Assessment of oxygenation is also key, with supplemental oxygen for SpO2 less than 90 percent on room air or for any child in moderate to severe distress. SpO2 is the percentage of oxygen saturation (sometimes called oxygen saturation or O2 saturation). Hypoxia in children is associated with an FEV1 of less than 40 percent to 50 percent, indicating a high degree of obstruction. In Denver , a SpO2 of less than 90 percent on room air is a good predictor for an extended ED stay or hospitalization in young children. SpO2 may drop after delivery of beta agonists and is more pronounced with pneumonia and/or atelectasis.
The Asthma CCG recommends monitoring of airflow obstruction and response to beta agonists for patients 5 years or older via peak flow measurements on admission and before and after bronchodilator therapy, with spirometry prior to inpatient discharge.

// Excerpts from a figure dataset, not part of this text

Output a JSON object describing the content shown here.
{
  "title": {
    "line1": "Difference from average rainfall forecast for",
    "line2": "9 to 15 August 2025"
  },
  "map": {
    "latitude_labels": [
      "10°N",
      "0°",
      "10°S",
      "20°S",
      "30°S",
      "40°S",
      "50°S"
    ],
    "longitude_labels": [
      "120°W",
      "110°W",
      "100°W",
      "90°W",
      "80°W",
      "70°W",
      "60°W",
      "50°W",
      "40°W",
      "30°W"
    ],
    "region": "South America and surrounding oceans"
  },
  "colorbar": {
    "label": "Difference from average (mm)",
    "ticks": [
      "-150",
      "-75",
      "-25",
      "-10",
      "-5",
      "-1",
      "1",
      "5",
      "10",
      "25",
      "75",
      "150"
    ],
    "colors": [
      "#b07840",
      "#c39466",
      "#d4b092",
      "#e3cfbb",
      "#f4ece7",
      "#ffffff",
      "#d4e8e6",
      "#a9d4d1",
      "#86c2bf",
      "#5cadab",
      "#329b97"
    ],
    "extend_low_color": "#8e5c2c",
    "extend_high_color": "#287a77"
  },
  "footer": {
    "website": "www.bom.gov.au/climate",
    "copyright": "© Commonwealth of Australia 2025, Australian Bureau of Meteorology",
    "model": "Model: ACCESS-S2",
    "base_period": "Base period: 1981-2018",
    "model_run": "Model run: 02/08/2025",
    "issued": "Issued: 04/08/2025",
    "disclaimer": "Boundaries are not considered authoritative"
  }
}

Chest X-rays are not routinely indicated but may be considered in cases of first-time wheezing episodes, high fever, history of choking and/or foreign body aspiration, delayed resolution of symptoms including hypoxia, and persistent asymmetric lung exam. Arterial blood gases are not routinely indicated but may be considered in the presence of altered mental state, progressive fatigue, severe symptoms persisting after initial treatment and assessment of ventilation after intubation. Respiratory drive is typically elevated, and a relatively “normal” PCO2 (blood carbon dioxide level) of 40-42 mm hg indicates severe airfl ow obstruction and heightened risk of respiratory failure in children.

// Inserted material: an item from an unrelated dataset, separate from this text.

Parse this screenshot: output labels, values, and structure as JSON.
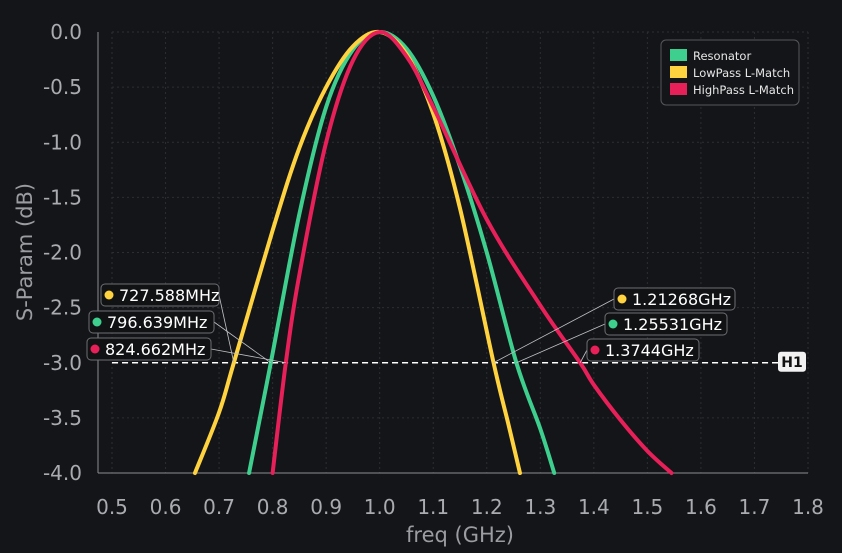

Whenever possible, unassigned patients should be assigned to the Pulmonary Team, although in-house consultations also can be ordered by the attending physician. Follow-up care with the PCP should be arranged for one to three days after discharge. Consultation with an asthma specialist is recommended for patients with moderate or severe persistent asthma and for all hospitalizations, and also should be considered for patients with mild persistent asthma. Outpatient follow-up with an asthma specialist includes allergy and skin testing; management of persistent asthma; and spirometry or additional pulmonary function testing.
Patient and family education combined with an Asthma Action Plan are instrumental for long-term management of asthma. Key messages include basic facts about asthma; description of quick relief vs. control medications; device techniques; environmental control measures including tobacco-exposure reduction; monitoring of peak flow and symptoms; and when and how to take rescue actions. Consistent education and reinforcement of the key messages should be provided throughout the patient’s stay, and the family must demonstrate understanding and proficiency in all key components and agree with the Asthma Action Plan prior to discharge.
Measurement of Outcomes
Due to inconsistencies in measurement systems, practices and outcomes prior to implementation of the Asthma CCG are not well-defined, making it difficult to compare it with data after implementation. Future implications include retrospective review of patient charts and prospective measuring of provider adherence and overall patient outcomes.